Usually nothing happened for a few seconds: then there'd usually be a
BANG and the vacuum cleaner would jump a few inches into the air.  This
always got a cheer from the crowd.  Various things would happen next,
depending on the vacuum cleaner,. Some models would emit a cloud of
black smoke and stop running, causing the crowd to boo.  But other
models would send out a jet flame shooting several feet out the back for
several seconds.  A few hardy models kept running for several minutes:
the longer they'd run the more the crowd would cheer, encouraged by the
announcer.  Sometimes the flames would stop and inevitably you'd hear
somebody - it always sounded like the same guy, a guy who has been
drinking a lot of beer - shout "MORE GAS!" Certain canister models -
these were the most popular with the crowd, getting wild cheers of
approval - would explode violently apart with the tops flying up and out
of the camera's range of view.

"The canister tops often exceeded altitudes of thirty feet." report
Claypool and Parro.

After each contestant was finished, it would be dragged off and dumped
onto a growing, smoking mound of charred and mangled machinery, and the
announcer would say something nice about it, such as, "Not bad,
Electrolux Number Two!" or "Let's hear it for the Eureka!"

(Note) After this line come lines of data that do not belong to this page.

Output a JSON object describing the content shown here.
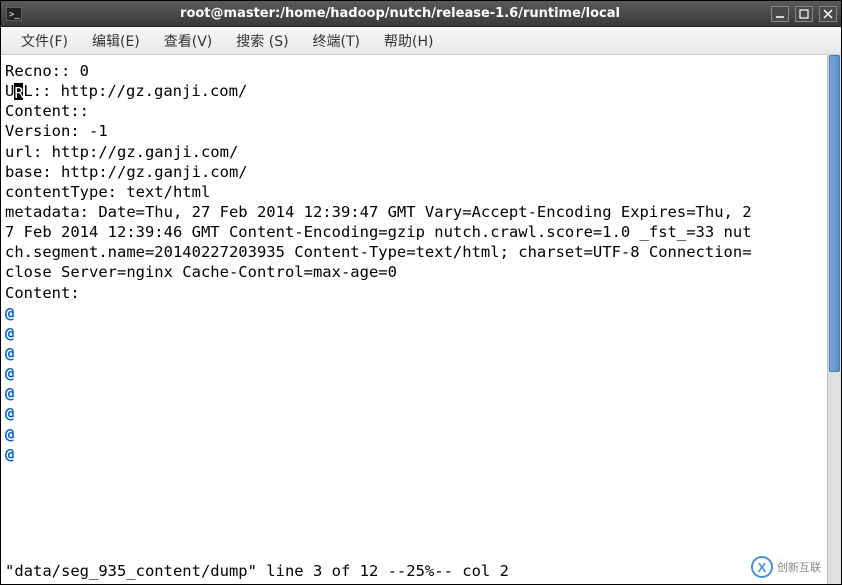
{
  "window": {
    "title": "root@master:/home/hadoop/nutch/release-1.6/runtime/local"
  },
  "menu": {
    "file": "文件(F)",
    "edit": "编辑(E)",
    "view": "查看(V)",
    "search": "搜索 (S)",
    "terminal": "终端(T)",
    "help": "帮助(H)"
  },
  "terminal": {
    "lines": {
      "l0": "",
      "l1": "Recno:: 0",
      "l2a": "U",
      "l2b": "L:: http://gz.ganji.com/",
      "l3": "",
      "l4": "Content::",
      "l5": "Version: -1",
      "l6": "url: http://gz.ganji.com/",
      "l7": "base: http://gz.ganji.com/",
      "l8": "contentType: text/html",
      "l9": "metadata: Date=Thu, 27 Feb 2014 12:39:47 GMT Vary=Accept-Encoding Expires=Thu, 2",
      "l10": "7 Feb 2014 12:39:46 GMT Content-Encoding=gzip nutch.crawl.score=1.0 _fst_=33 nut",
      "l11": "ch.segment.name=20140227203935 Content-Type=text/html; charset=UTF-8 Connection=",
      "l12": "close Server=nginx Cache-Control=max-age=0",
      "l13": "Content:",
      "at1": "@",
      "at2": "@",
      "at3": "@",
      "at4": "@",
      "at5": "@",
      "at6": "@",
      "at7": "@",
      "at8": "@"
    },
    "status": "\"data/seg_935_content/dump\" line 3 of 12 --25%-- col 2"
  },
  "watermark": {
    "text": "创新互联"
  }
}
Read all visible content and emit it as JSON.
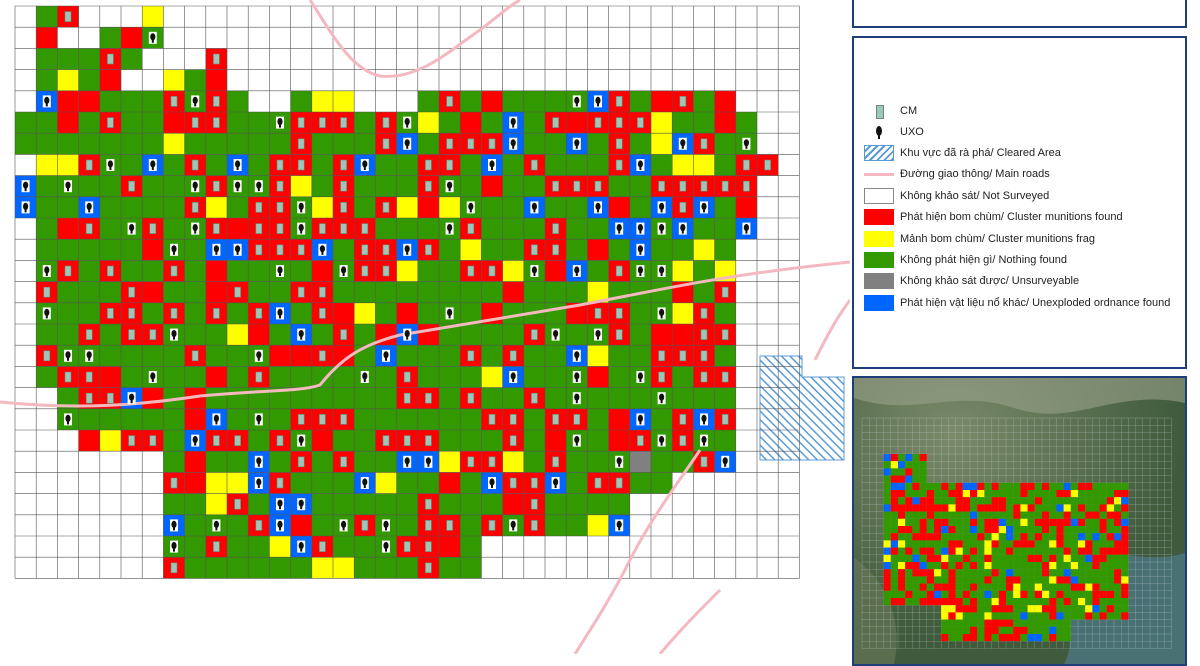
{
  "legend": {
    "items": [
      {
        "key": "cm",
        "label": "CM",
        "symbol": "cm-icon"
      },
      {
        "key": "uxo",
        "label": "UXO",
        "symbol": "uxo-icon"
      },
      {
        "key": "cleared",
        "label": "Khu vực đã rà phá/ Cleared Area",
        "color": "#5b9bd5",
        "style": "hatch"
      },
      {
        "key": "roads",
        "label": "Đường giao thông/ Main roads",
        "color": "#f4b8c0",
        "style": "line"
      },
      {
        "key": "not_surveyed",
        "label": "Không khảo sát/ Not Surveyed",
        "color": "#ffffff"
      },
      {
        "key": "cluster_found",
        "label": "Phát hiện bom chùm/ Cluster munitions found",
        "color": "#ff0000"
      },
      {
        "key": "cluster_frag",
        "label": "Mảnh bom chùm/ Cluster munitions frag",
        "color": "#ffff00"
      },
      {
        "key": "nothing",
        "label": "Không phát hiện gì/ Nothing found",
        "color": "#339900"
      },
      {
        "key": "unsurveyable",
        "label": "Không khảo sát được/ Unsurveyable",
        "color": "#808080"
      },
      {
        "key": "uxo_found",
        "label": "Phát hiện vật liệu nổ khác/ Unexploded ordnance found",
        "color": "#0066ff"
      }
    ]
  },
  "colors": {
    "grid_line": "#555555",
    "panel_border": "#1f3d7a",
    "cm_symbol": "#9fc5b6",
    "uxo_symbol": "#111111"
  }
}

On tape, between contestants, you occasionally see women walk past in
front of the camera, on their way to get some more potato salad or
something: they sometimes look at the guys, who are working
industriously away the way guys do when they're on a Mission, getting
another vacuum cleaner ready for action, and the women shake their heads
in such a way as to clearly indicate that, yes, they knew guys could be
idiots, but they had never realized that guys could be idiots of this
magnitude.

Again, these women did not understand that the Flaming Vacuum Cleaner
competition was, in fact, a relatively positive activity for guys to
engage in - that if the guys didn't have this outlet, they could easily
become involved in something with far more serious consequences.  I am
sure that none of us wants to pick up our morning newspaper and read the
headline that says CHICAGO FEARED VAPORIZED IN MISHAP INVOLVING
EXPERIMENTAL NUCLEAR-POWERED CORVAIR.

No, the Flaming Vacuum Cleaner competition was probably a good thing.  I
want to stress, however, that it was also a very dangerous thing, not to
be attempted by amateurs.  Remember that the guys who did it were not
ordinary, untrained civilians: They were Corvair enthusiasts.  And they
took certain critical safety precautions, such as rigging up a public
address system.  You must remember that gasoline and vacuum cleaners do
not mix, and under no circumstances should you attempt to do anything
like this yourself.  And if you do, please let me know where you are.